Friday, November 6, 2009

America’s Affordable Health Choices Act
Implementation Timeline

Greg Jones' B4B NOTE:
It had been anticipated that Congress would vote on the Democrats' health care legislation on Saturday Nov. 7 at 6pm. We are now hearing that the vote may be postponed until this Sunday while some report that the vote may be held up until the end of next week. Below is the complete time-line of when the various phases of this health reform plan will be implemented. As you see, in this plan their version of public option will begin in 2013.


ENDS HEALTH INSURANCE RESCISSIONS: Prohibits abusive practices whereby health insurance companies rescind existing health insurance policies when a person gets sick as a way of avoiding covering the costs of enrollees’ health care needs.

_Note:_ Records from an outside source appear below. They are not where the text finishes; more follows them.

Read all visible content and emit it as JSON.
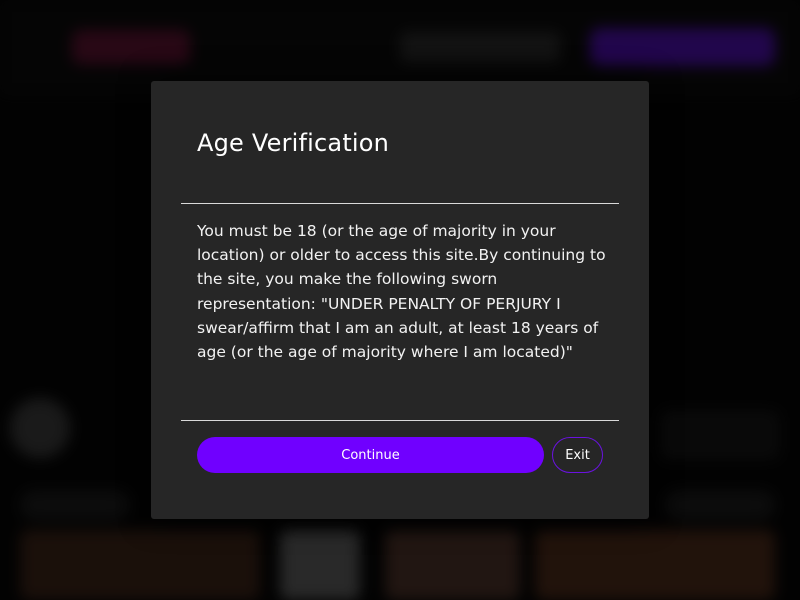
{
  "modal": {
    "title": "Age Verification",
    "body": "You must be 18 (or the age of majority in your location) or older to access this site.By continuing to the site, you make the following sworn representation: \"UNDER PENALTY OF PERJURY I swear/affirm that I am an adult, at least 18 years of age (or the age of majority where I am located)\"",
    "continue_label": "Continue",
    "exit_label": "Exit"
  },
  "colors": {
    "accent": "#7000ff",
    "modal_background": "#262626",
    "page_background": "#060606"
  }
}
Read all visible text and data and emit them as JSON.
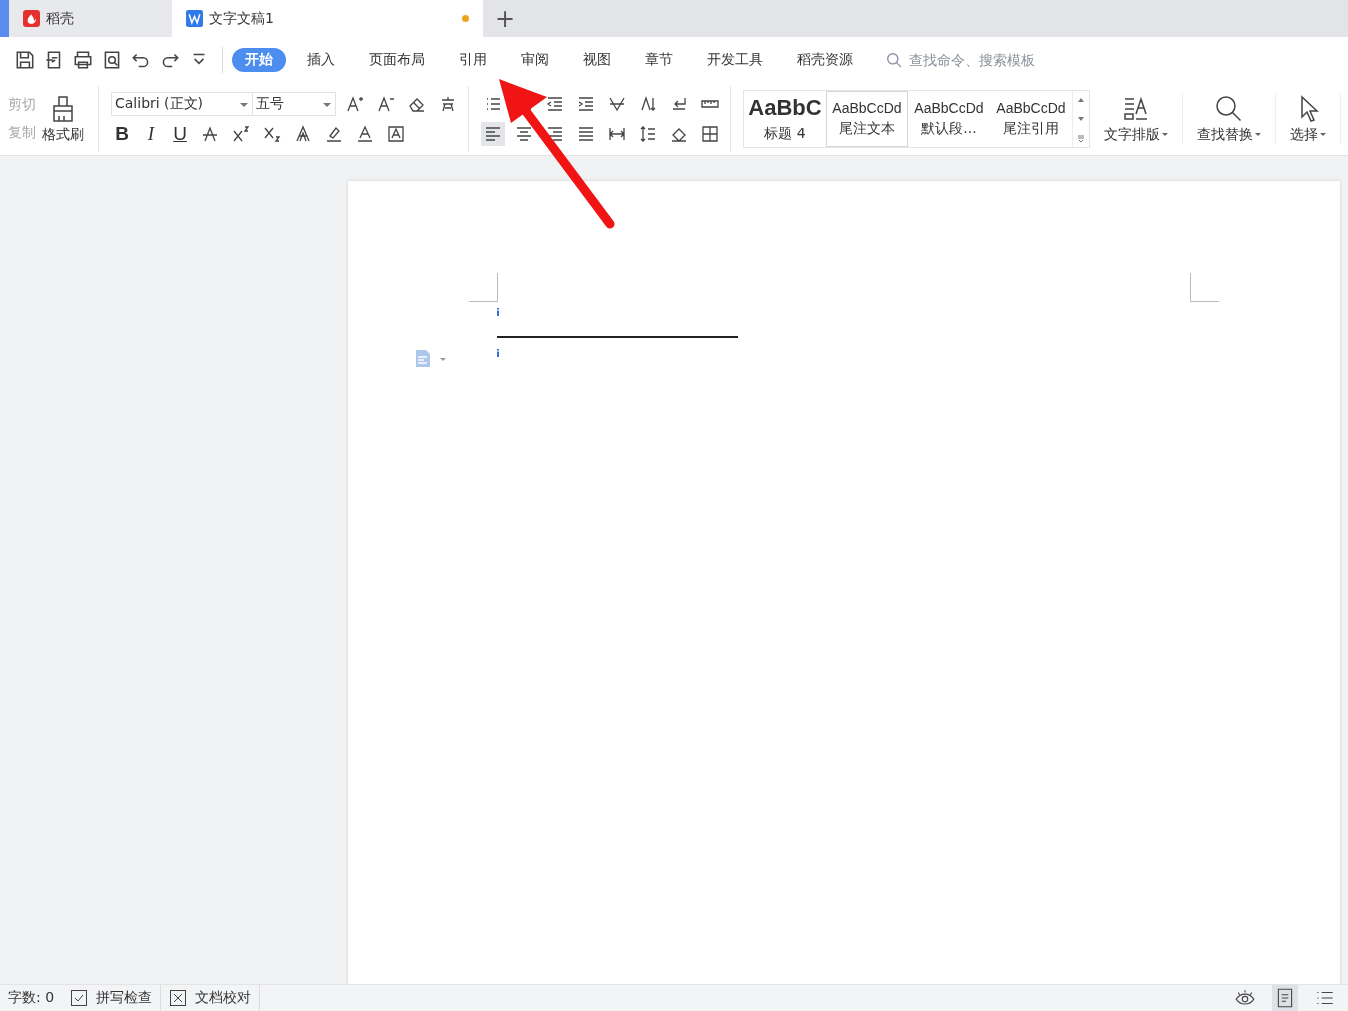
{
  "doc_tabs": [
    {
      "label": "稻壳",
      "kind": "docer",
      "selected": false,
      "modified": false
    },
    {
      "label": "文字文稿1",
      "kind": "writer",
      "selected": true,
      "modified": true
    }
  ],
  "new_tab": "+",
  "menu_tabs": [
    {
      "label": "开始",
      "selected": true
    },
    {
      "label": "插入",
      "selected": false
    },
    {
      "label": "页面布局",
      "selected": false
    },
    {
      "label": "引用",
      "selected": false
    },
    {
      "label": "审阅",
      "selected": false
    },
    {
      "label": "视图",
      "selected": false
    },
    {
      "label": "章节",
      "selected": false
    },
    {
      "label": "开发工具",
      "selected": false
    },
    {
      "label": "稻壳资源",
      "selected": false
    }
  ],
  "search": {
    "placeholder": "查找命令、搜索模板"
  },
  "clipboard": [
    {
      "label": "剪切",
      "disabled": true
    },
    {
      "label": "复制",
      "disabled": true
    }
  ],
  "format_painter": "格式刷",
  "font": {
    "family": "Calibri (正文)",
    "size": "五号"
  },
  "text_format": [
    "B",
    "I",
    "U"
  ],
  "styles": [
    {
      "preview": "AaBbC",
      "label": "标题 4",
      "kind": "heading",
      "selected": false
    },
    {
      "preview": "AaBbCcDd",
      "label": "尾注文本",
      "kind": "normal",
      "selected": true
    },
    {
      "preview": "AaBbCcDd",
      "label": "默认段...",
      "kind": "normal",
      "selected": false
    },
    {
      "preview": "AaBbCcDd",
      "label": "尾注引用",
      "kind": "normal",
      "selected": false
    }
  ],
  "big_buttons": [
    {
      "label": "文字排版",
      "kind": "layout"
    },
    {
      "label": "查找替换",
      "kind": "find"
    },
    {
      "label": "选择",
      "kind": "select"
    }
  ],
  "status_bar": {
    "word_count": "字数: 0",
    "buttons": [
      {
        "label": "拼写检查",
        "kind": "check"
      },
      {
        "label": "文档校对",
        "kind": "cross"
      }
    ]
  }
}
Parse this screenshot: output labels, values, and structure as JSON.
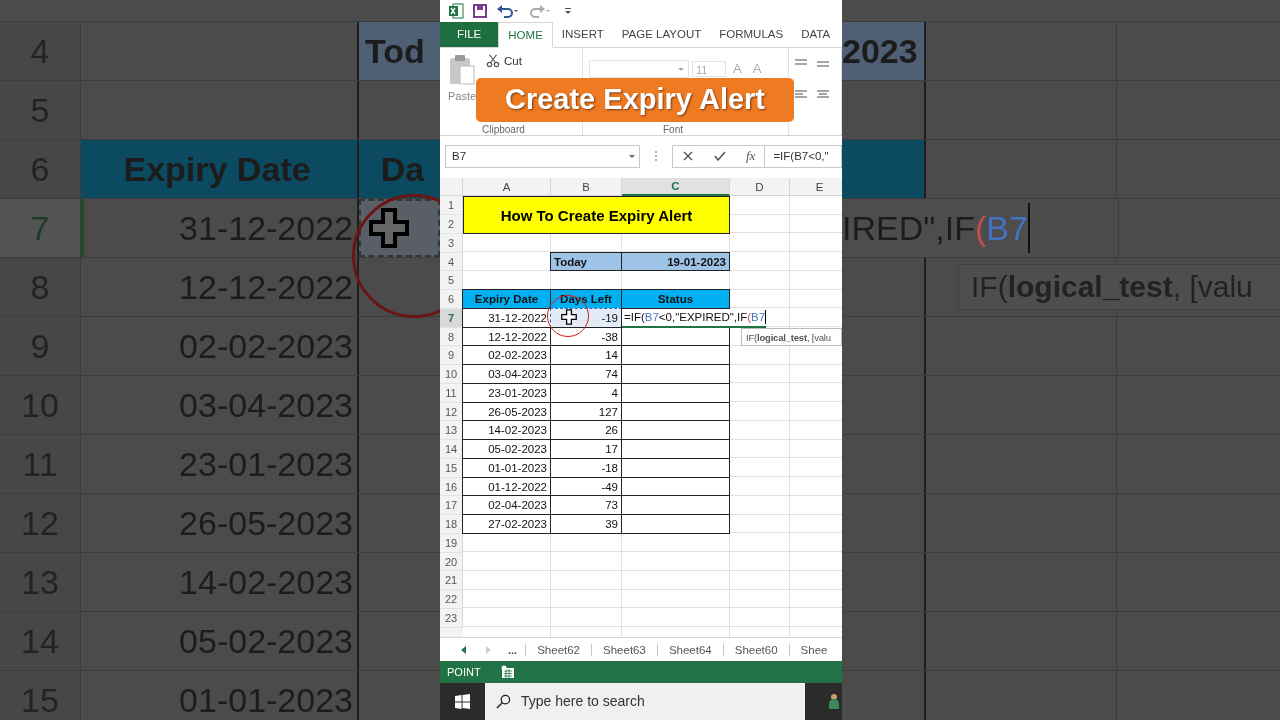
{
  "backdrop": {
    "left_rows": [
      {
        "row": "4",
        "kind": "today",
        "a": "",
        "b": "Tod"
      },
      {
        "row": "5",
        "kind": "blank",
        "a": "",
        "b": ""
      },
      {
        "row": "6",
        "kind": "header",
        "a": "Expiry Date",
        "b": "Da"
      },
      {
        "row": "7",
        "kind": "active",
        "a": "31-12-2022",
        "b": ""
      },
      {
        "row": "8",
        "kind": "data",
        "a": "12-12-2022",
        "b": ""
      },
      {
        "row": "9",
        "kind": "data",
        "a": "02-02-2023",
        "b": ""
      },
      {
        "row": "10",
        "kind": "data",
        "a": "03-04-2023",
        "b": ""
      },
      {
        "row": "11",
        "kind": "data",
        "a": "23-01-2023",
        "b": ""
      },
      {
        "row": "12",
        "kind": "data",
        "a": "26-05-2023",
        "b": ""
      },
      {
        "row": "13",
        "kind": "data",
        "a": "14-02-2023",
        "b": ""
      },
      {
        "row": "14",
        "kind": "data",
        "a": "05-02-2023",
        "b": ""
      },
      {
        "row": "15",
        "kind": "data",
        "a": "01-01-2023",
        "b": ""
      }
    ],
    "right_rows": [
      {
        "kind": "today",
        "c": "2023"
      },
      {
        "kind": "blank"
      },
      {
        "kind": "header"
      },
      {
        "kind": "active",
        "segments": [
          {
            "text": "IRED\",IF",
            "kind": "text"
          },
          {
            "text": "(",
            "kind": "paren"
          },
          {
            "text": "B7",
            "kind": "ref"
          }
        ]
      },
      {
        "kind": "tooltip",
        "tip": "IF(**logical_test**, [valu"
      },
      {
        "kind": "data"
      },
      {
        "kind": "data"
      },
      {
        "kind": "data"
      },
      {
        "kind": "data"
      },
      {
        "kind": "data"
      },
      {
        "kind": "data"
      },
      {
        "kind": "data"
      }
    ]
  },
  "ribbon_tabs": [
    {
      "label": "FILE",
      "kind": "file",
      "selected": false
    },
    {
      "label": "HOME",
      "kind": "tab",
      "selected": true
    },
    {
      "label": "INSERT",
      "kind": "tab",
      "selected": false
    },
    {
      "label": "PAGE LAYOUT",
      "kind": "tab",
      "selected": false
    },
    {
      "label": "FORMULAS",
      "kind": "tab",
      "selected": false
    },
    {
      "label": "DATA",
      "kind": "tab",
      "selected": false
    }
  ],
  "clipboard": {
    "cut": "Cut",
    "paste": "Paste",
    "group": "Clipboard"
  },
  "font": {
    "size": "11",
    "grow": "A",
    "shrink": "A",
    "group": "Font"
  },
  "banner": "Create Expiry Alert",
  "formula_bar": {
    "name_box": "B7",
    "function_label": "fx",
    "formula": "=IF(B7<0,\""
  },
  "sheet": {
    "columns": [
      {
        "label": "A",
        "selected": false
      },
      {
        "label": "B",
        "selected": false
      },
      {
        "label": "C",
        "selected": true
      },
      {
        "label": "D",
        "selected": false
      },
      {
        "label": "E",
        "selected": false
      }
    ],
    "row_numbers": [
      {
        "label": "1",
        "selected": false
      },
      {
        "label": "2",
        "selected": false
      },
      {
        "label": "3",
        "selected": false
      },
      {
        "label": "4",
        "selected": false
      },
      {
        "label": "5",
        "selected": false
      },
      {
        "label": "6",
        "selected": false
      },
      {
        "label": "7",
        "selected": true
      },
      {
        "label": "8",
        "selected": false
      },
      {
        "label": "9",
        "selected": false
      },
      {
        "label": "10",
        "selected": false
      },
      {
        "label": "11",
        "selected": false
      },
      {
        "label": "12",
        "selected": false
      },
      {
        "label": "13",
        "selected": false
      },
      {
        "label": "14",
        "selected": false
      },
      {
        "label": "15",
        "selected": false
      },
      {
        "label": "16",
        "selected": false
      },
      {
        "label": "17",
        "selected": false
      },
      {
        "label": "18",
        "selected": false
      },
      {
        "label": "19",
        "selected": false
      },
      {
        "label": "20",
        "selected": false
      },
      {
        "label": "21",
        "selected": false
      },
      {
        "label": "22",
        "selected": false
      },
      {
        "label": "23",
        "selected": false
      }
    ],
    "title": "How To Create Expiry Alert",
    "today_label": "Today",
    "today_value": "19-01-2023",
    "headers": [
      "Expiry Date",
      "Days Left",
      "Status"
    ],
    "records": [
      {
        "date": "31-12-2022",
        "days": "-19",
        "marked": true
      },
      {
        "date": "12-12-2022",
        "days": "-38",
        "marked": false
      },
      {
        "date": "02-02-2023",
        "days": "14",
        "marked": false
      },
      {
        "date": "03-04-2023",
        "days": "74",
        "marked": false
      },
      {
        "date": "23-01-2023",
        "days": "4",
        "marked": false
      },
      {
        "date": "26-05-2023",
        "days": "127",
        "marked": false
      },
      {
        "date": "14-02-2023",
        "days": "26",
        "marked": false
      },
      {
        "date": "05-02-2023",
        "days": "17",
        "marked": false
      },
      {
        "date": "01-01-2023",
        "days": "-18",
        "marked": false
      },
      {
        "date": "01-12-2022",
        "days": "-49",
        "marked": false
      },
      {
        "date": "02-04-2023",
        "days": "73",
        "marked": false
      },
      {
        "date": "27-02-2023",
        "days": "39",
        "marked": false
      }
    ],
    "editing": [
      {
        "text": "=IF(",
        "kind": "text"
      },
      {
        "text": "B7",
        "kind": "ref"
      },
      {
        "text": "<0,\"EXPIRED\",IF",
        "kind": "text"
      },
      {
        "text": "(",
        "kind": "paren"
      },
      {
        "text": "B7",
        "kind": "ref"
      }
    ],
    "tooltip": "IF(**logical_test**, [valu"
  },
  "sheet_tabs": {
    "more": "...",
    "tabs": [
      "Sheet62",
      "Sheet63",
      "Sheet64",
      "Sheet60",
      "Shee"
    ]
  },
  "status": "POINT",
  "taskbar": {
    "search_placeholder": "Type here to search"
  }
}
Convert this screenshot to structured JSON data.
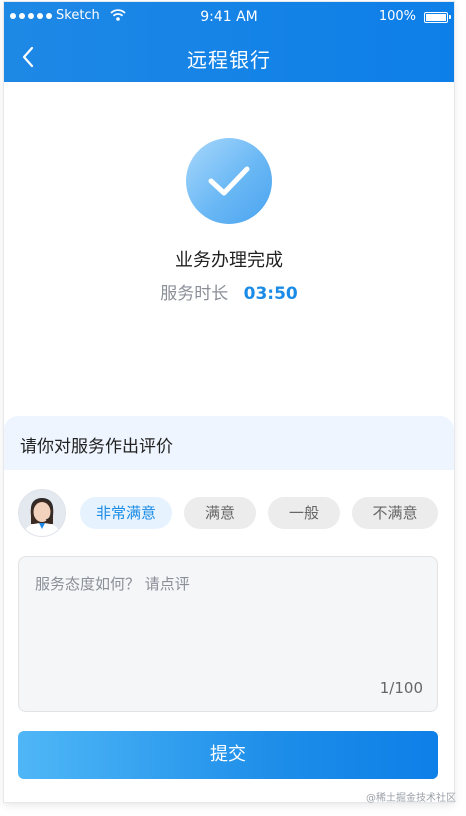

NEW LIMITS ON PRE-EXISTING CONDITION EXCLUSIONS: Prior to the bill’s complete prohibition on pre-existing condition exclusions beginning in 2013, reduces the window that plans can look back for pre-existing conditions from 6 months to 30 days and shortens the period that plans may exclude coverage of certain benefits. It also prohibits insurers from limiting or denying coverage based on acts stemming from domestic violence.

BAN ON LIFETIME LIMITS: Prohibits insurance companies from placing lifetime caps on coverage.

IMMEDIATE SUNSHINE AGAINST INSURER PRICE GOUGING (RATE REVIEW): Discourages excessive price increases by insurance companies through review and disclosure of insurance rate increases.

ENACTS ADMINISTRATIVE SIMPLIFICATION: Begins adopting and implementing administrative simplification requirements to reduce paperwork, standardize transactions, and greatly diminish the administrative burdens and associated costs in today’s health care system.

ENSURING VALUE (MEDICAL LOSS RATIO): Specifies that health plans spend a minimum of 85 percent of premium dollars on medical care, while making sure that such a change doesn’t further destabilize the current individual health insurance market.

INCREASE DEPENDENT AGE FOR POLICIES THROUGH AGE 26: Allows those through age 26 not otherwise covered to remain on their parents’ policies at their parents’ discretion.
COBRA EXTENSION: Allows individuals to keep their COBRA coverage until the Exchange is up and running. [NOTE: This is separate from the Recovery Act provisions that provide premium assistance for selected groups.]

ENSURING RECONSTRUCTIVE SURGERY FOR CHILDREN: Requires plans to pay for reconstructive surgery for children with deformities.

LIMITATION ON POST-RETIREMENT REDUCTIONS OF RETIREE HEALTH BENEFITS: Prohibits employers from reducing retirees’ health benefits after those retirees have retired, unless the reduction is also made to benefits for active participants.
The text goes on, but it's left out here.